Looking around at the rich people, I thought about brands. Gucci, Birkin, Louis Vuitton, these are all red herrings. The real rich people fashion flies under the radar of notice unless you’re in on the secret language of stamped leather and wrist charms. I didn’t recognize a single bag or designer on anyone, but I knew they were all so, so wealthy and connected and communicating exactly how wealthy/connected they were to one another at a frequency I couldn’t hear. While Lindsay Lohan and her husband are undoubtedly rich, Lindsay at least was a different class of person, someone who had to make a loud spectacle of herself to build her beach house that was now falling into disrepair.
Or maybe not. Michael Lohan was a commodities broker after inheriting his dad’s pasta business (????) and her mom Dina had the time and money to be her “momager,” before they both glommed onto their daughter’s early success in lieu of productive work. She may have been able to buy property in Mykonos without ever pretending to be her own twin.
After the water and fries were drained, we got the hostess to find us a car back across the island. I got into the front by the driver and he asked for a name, mistakenly thinking we were staying at the hotel and charging the room. I didn’t process that, only thinking how my own name is such a hassle to spell and explain to strangers. So I said my name was Joanna, because there was someone named Joanna in the car and most people can spell that name. Then he asked for a last name. So I gave her last name…in the backseat, the others ladies started to giggle and that, plus the whole escapade, finally broke me and I started to laugh so hard I thought I was going to be sick. Later, they would tell me it sounded as though I was making up a name like a soviet spy seeing objects.

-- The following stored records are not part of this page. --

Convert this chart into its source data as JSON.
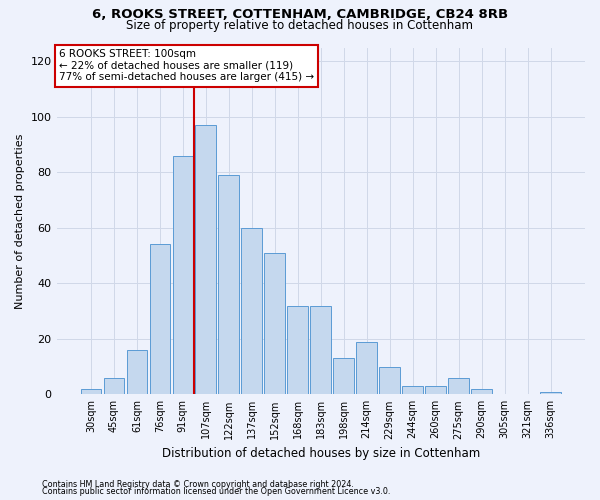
{
  "title_line1": "6, ROOKS STREET, COTTENHAM, CAMBRIDGE, CB24 8RB",
  "title_line2": "Size of property relative to detached houses in Cottenham",
  "xlabel": "Distribution of detached houses by size in Cottenham",
  "ylabel": "Number of detached properties",
  "footnote1": "Contains HM Land Registry data © Crown copyright and database right 2024.",
  "footnote2": "Contains public sector information licensed under the Open Government Licence v3.0.",
  "bar_labels": [
    "30sqm",
    "45sqm",
    "61sqm",
    "76sqm",
    "91sqm",
    "107sqm",
    "122sqm",
    "137sqm",
    "152sqm",
    "168sqm",
    "183sqm",
    "198sqm",
    "214sqm",
    "229sqm",
    "244sqm",
    "260sqm",
    "275sqm",
    "290sqm",
    "305sqm",
    "321sqm",
    "336sqm"
  ],
  "bar_values": [
    2,
    6,
    16,
    54,
    86,
    97,
    79,
    60,
    51,
    32,
    32,
    13,
    19,
    10,
    3,
    3,
    6,
    2,
    0,
    0,
    1
  ],
  "bar_color": "#c5d8ee",
  "bar_edge_color": "#5b9bd5",
  "ylim": [
    0,
    125
  ],
  "yticks": [
    0,
    20,
    40,
    60,
    80,
    100,
    120
  ],
  "annotation_line1": "6 ROOKS STREET: 100sqm",
  "annotation_line2": "← 22% of detached houses are smaller (119)",
  "annotation_line3": "77% of semi-detached houses are larger (415) →",
  "vline_x": 4.5,
  "vline_color": "#cc0000",
  "annotation_box_facecolor": "#ffffff",
  "annotation_box_edgecolor": "#cc0000",
  "background_color": "#eef2fc"
}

“My name? Uh… Car... Car Windshield.”
I felt bad if the driver thought we were mocking him, but it was just one of those moments that is so funny for no reason that you can’t control yourself. Eventually, he gave up and drove us back to the boat to get us the hell off of his island.
Looks like the baby is out and the postpartum underwear is on:
Someone wrote to me that they thought I was in Greece again. I am sorry to destroy any illusions, but I am writing about new things that I have done in the last year since my 39th birthday and not necessarily in chronological order. However, as crunch time approaches, I am desperately trying to fit in new things I didn’t get to. No matter how much you age, procrastination rules.
Though if anyone wants to fly me to Greece in the next four weeks, I’m willing. I’ll even check out the beach club again. Who knows, maybe it’s under new management.
"Here was the club for people bored of what the private chef is cooking on their yacht."
Ms. Windshield, this made me laugh out loud so much while I was at the bus stop. Love hearing the other side of this adventure, red herrings and all.